Wendler 6 - only assistance work I recommend. Ends all discussion about it. Dips, chins/pull ups, rows, abs, low back, curls.
This is provided the lifter has a complete program. If he chooses not to have a complete program, let it be. Which leads to Weak Point. That is an article I wrote for forum. It details how to look for real weak points in your training. I think everyone has let the whole “muscles as weak points” phenomenon die out: as all fallacies and trends should die.
[quote]Jim Wendler wrote:
Wendler 6 - only assistance work I recommend. Ends all discussion about it. Dips, chins/pull ups, rows, abs, low back, curls.
This is provided the lifter has a complete program. If he chooses not to have a complete program, let it be.
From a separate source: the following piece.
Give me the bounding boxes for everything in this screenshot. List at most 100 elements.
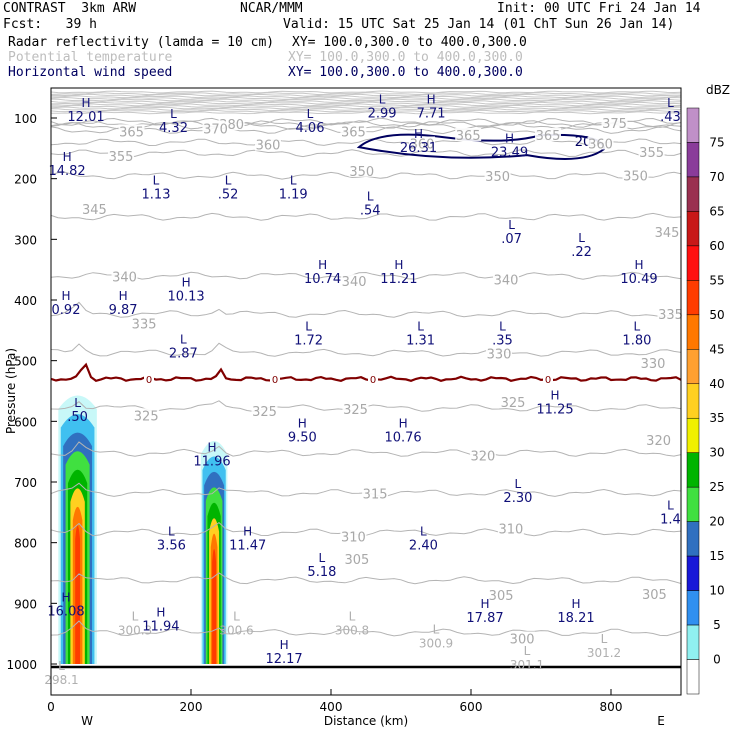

Which leads to Weak Point. That is an article I wrote for forum. It details how to look for real weak points in your training. I think everyone has let the whole “muscles as weak points” phenomenon die out: as all fallacies and trends should die. [/quote]
I think this 6 would probably serve 90% of people well if they kept their assistance to that (the other 10% needs variations/other exercises because of injury or other limitations). Not trying to discount other exercises - like DB bench - but there’s much less variables that people can overcomplicate with the 6 (re: incline of the bench on DB/barbell incline press, narrow vs wide grip).
Beyond this, I think one of the biggest gifts you gave to strength training after the 5/3/1 program itself is the Triumvirate template. Experiment and simplify. I had (and have) the best results when I kept things simple and worked my ass off. I have recommended many of my friends to read your “World’s Simplest Training Template” article here. There’s something to be said about prioritizing hard work, simplicity, and flexibility in a program - not many others do.